What are NFTs and Will They Last?

Will the NFT market continue to fly, or die?

What are NFTs and Will They Last?

Charles Marchand, Staff Writer

In the past year or so, many questions have arisen about Non-Fungible Tokens, or NFTs, and exactly what they are. 

Investopedia defines NFTs as “cryptographic assets on a blockchain with unique identification codes and metadata that distinguish them from each other. Unlike cryptocurrencies, they cannot be traded or exchanged at equivalency” (Sharma). 

Basically, these NFTs are one-of-a-kind digital assets for people. It is different from cryptocurrencies, as those are fungible, meaning that one Bitcoin, for example, can be replaced by another Bitcoin. But, NFTs are unique from one another like a piece of artwork.

(Ape DAO)

For example, a very popular NFT is the Bored Ape Yacht Club which is worth about $300,000. Each of these images are of apes with their own unique traits. Many celebrities including Jimmy Fallon, Post Malone, and Steph Curry own this NFT. But what makes these cryptographic assets so expensive?

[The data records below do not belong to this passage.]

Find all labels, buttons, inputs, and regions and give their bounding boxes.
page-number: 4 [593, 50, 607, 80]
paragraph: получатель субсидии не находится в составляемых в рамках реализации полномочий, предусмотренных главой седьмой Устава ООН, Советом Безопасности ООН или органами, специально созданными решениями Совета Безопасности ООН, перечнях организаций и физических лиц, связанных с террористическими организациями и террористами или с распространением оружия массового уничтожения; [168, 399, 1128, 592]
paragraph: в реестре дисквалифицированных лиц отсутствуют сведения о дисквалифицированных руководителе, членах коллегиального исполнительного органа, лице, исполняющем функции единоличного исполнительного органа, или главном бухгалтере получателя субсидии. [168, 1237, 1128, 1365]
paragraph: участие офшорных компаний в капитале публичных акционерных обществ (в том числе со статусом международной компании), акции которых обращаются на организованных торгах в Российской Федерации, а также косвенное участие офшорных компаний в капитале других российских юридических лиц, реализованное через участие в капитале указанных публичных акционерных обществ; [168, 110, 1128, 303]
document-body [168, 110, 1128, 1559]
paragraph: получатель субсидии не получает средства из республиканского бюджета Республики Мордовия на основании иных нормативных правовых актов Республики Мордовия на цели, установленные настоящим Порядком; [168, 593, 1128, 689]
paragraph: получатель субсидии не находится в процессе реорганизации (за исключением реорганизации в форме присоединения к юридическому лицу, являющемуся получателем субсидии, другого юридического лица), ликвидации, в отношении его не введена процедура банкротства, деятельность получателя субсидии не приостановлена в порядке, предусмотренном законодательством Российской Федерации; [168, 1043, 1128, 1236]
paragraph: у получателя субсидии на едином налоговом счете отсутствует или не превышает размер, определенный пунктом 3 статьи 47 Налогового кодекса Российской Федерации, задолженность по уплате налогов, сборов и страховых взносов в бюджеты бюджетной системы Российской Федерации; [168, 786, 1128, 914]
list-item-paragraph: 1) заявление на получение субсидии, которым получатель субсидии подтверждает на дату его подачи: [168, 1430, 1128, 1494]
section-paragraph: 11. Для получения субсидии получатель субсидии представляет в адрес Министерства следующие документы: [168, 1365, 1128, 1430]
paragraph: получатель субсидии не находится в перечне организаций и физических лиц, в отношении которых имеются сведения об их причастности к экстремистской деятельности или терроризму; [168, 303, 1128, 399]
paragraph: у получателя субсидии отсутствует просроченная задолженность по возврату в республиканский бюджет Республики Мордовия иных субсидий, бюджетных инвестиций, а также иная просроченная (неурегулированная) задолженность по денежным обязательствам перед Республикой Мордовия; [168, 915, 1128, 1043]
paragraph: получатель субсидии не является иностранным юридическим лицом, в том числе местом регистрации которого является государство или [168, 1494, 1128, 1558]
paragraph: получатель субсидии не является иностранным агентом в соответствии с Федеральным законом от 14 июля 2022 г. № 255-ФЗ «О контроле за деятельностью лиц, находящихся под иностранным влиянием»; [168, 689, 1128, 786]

The fact that a certain piece of art or a digital image is an original piece is what drives the value up. Lifestyle Asia says, “Other factors that make NFTs such valuable investments are utility, ownership history, underlying value, perception of the buyer, liquidity premium and future value” (Basu).

So when did NFTs start? The history of the market started back in 2014. Kevin McCoy created the first NFT on May 3, 2014. “He minted his non-fungible token ‘Quantum,’ way before the crypto art market exploded” (Portion). Quantum sold for $1.4 million at Sotheby’s auction Natively Digital.

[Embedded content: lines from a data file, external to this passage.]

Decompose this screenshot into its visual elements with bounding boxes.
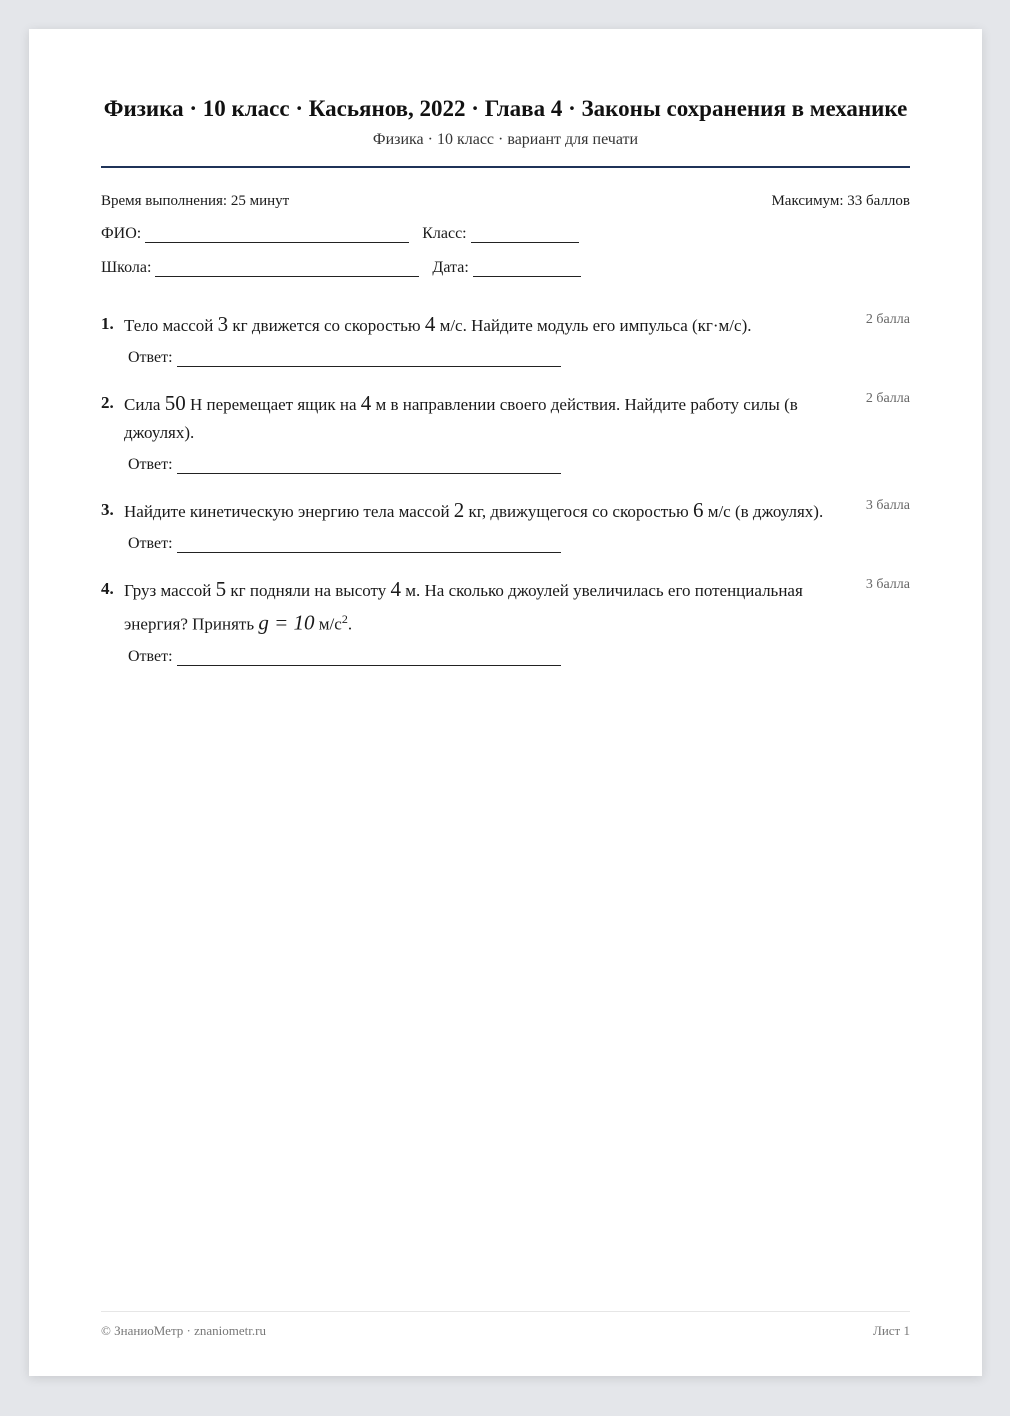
answer-label: Ответ: <box>128 535 173 552</box>
page-content <box>101 29 910 1376</box>
question-number: 1. <box>101 314 114 333</box>
fio-label: ФИО: <box>101 225 142 242</box>
meta-row <box>101 192 910 210</box>
question-list <box>101 310 910 666</box>
worksheet-page <box>29 29 982 1376</box>
page-title: Физика · 10 класс · Касьянов, 2022 · Глава 4 · Законы сохранения в механике <box>103 96 908 121</box>
question-number: 3. <box>101 500 114 519</box>
class-field[interactable] <box>471 229 579 243</box>
question-number: 2. <box>101 393 114 412</box>
question-points: 2 балла <box>865 391 910 406</box>
student-fields-row-1 <box>101 225 910 243</box>
question-points: 2 балла <box>865 312 910 327</box>
question-3 <box>101 496 910 553</box>
answer-label: Ответ: <box>128 349 173 366</box>
answer-field[interactable] <box>177 460 561 474</box>
question-points: 3 балла <box>865 577 910 592</box>
time-limit: Время выполнения: 25 минут <box>101 193 290 209</box>
question-2 <box>101 389 910 474</box>
footer-copyright: © ЗнаниоМетр · znaniometr.ru <box>101 1323 266 1338</box>
school-label: Школа: <box>101 259 152 276</box>
question-text: Груз массой 5 кг подняли на высоту 4 м. На сколько джоулей увеличилась его потенциальная энергия? Принять g = 10 $м/с^2$. <box>124 577 803 635</box>
page-footer <box>101 1311 910 1339</box>
date-label: Дата: <box>432 259 469 276</box>
answer-label: Ответ: <box>128 647 173 665</box>
question-4 <box>101 575 910 666</box>
question-1 <box>101 310 910 367</box>
answer-field[interactable] <box>177 539 561 553</box>
answer-row <box>128 535 910 553</box>
answer-field[interactable] <box>177 652 561 666</box>
question-number: 4. <box>101 579 114 598</box>
question-text: Тело массой 3 кг движется со скоростью 4 м/с. Найдите модуль его импульса (кг·м/с). <box>124 312 752 336</box>
school-field[interactable] <box>155 263 419 277</box>
answer-row <box>128 349 910 367</box>
header-divider <box>101 166 910 168</box>
student-fields-row-2 <box>101 259 910 277</box>
max-score: Максимум: 33 баллов <box>771 193 910 209</box>
question-text: Найдите кинетическую энергию тела массой 2 кг, движущегося со скоростью 6 м/с (в джоулях). <box>124 498 824 522</box>
answer-label: Ответ: <box>128 456 173 473</box>
date-field[interactable] <box>473 263 581 277</box>
answer-field[interactable] <box>177 353 561 367</box>
answer-row <box>128 648 910 666</box>
question-text: Сила 50 Н перемещает ящик на 4 м в направлении своего действия. Найдите работу силы (в джоулях). <box>124 391 798 442</box>
page-number: Лист 1 <box>873 1323 910 1338</box>
page-subtitle: Физика · 10 класс · вариант для печати <box>372 131 639 148</box>
fio-field[interactable] <box>145 229 409 243</box>
answer-row <box>128 456 910 474</box>
question-points: 3 балла <box>865 498 910 513</box>
class-label: Класс: <box>422 225 467 242</box>
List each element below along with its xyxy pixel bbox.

Also, most NFTs are not bought with the normal USD, but instead with Ethereum. Coin Desk defines it as “a blockchain-based software platform that is primarily used to support the world’s second-largest cryptocurrency by market capitalization” (Hertig). The cryptocurrency of Ethereum is Ether, which is second to Bitcoin in market capitalization.

Although, a question still remains of whether or not NFTs will remain popular or if the trend will slowly die out.

This could continue to be an expanding, profitable market. People may use these graphics as assets for centuries to come, just like a sports card or painting. For example, right now, an important asset could be a Tom Brady rookie sports card, or a painting by Pablo Picasso. But, possibly one-hundred years from now, it could be an NFT.

But, this topic is also somewhat similar to the Tulip Mania of 1634-1637. This is the story of the newly introduced fashionable tulips in Holland that gradually accelerated in prices, then quickly crashed a few years later. In 1634, there became an obsession with tulips in Holland. So, as the demand for tulips increased, the prices increased too. They became so valuable that “the best of tulips cost upwards of $750,000 in today’s money” (Hayes). Soon after, in 1637, the buyers were unable to pay these unbelievable rates, so the tulip market crashed and prices went down drastically. 

There is a saying that history repeats itself. So, on the topic of NFTs, people may think it is not worth paying these large sums of money for a digital image. And in a few years time, the NFT market could possibly crash leaving many people devastated with their purchases.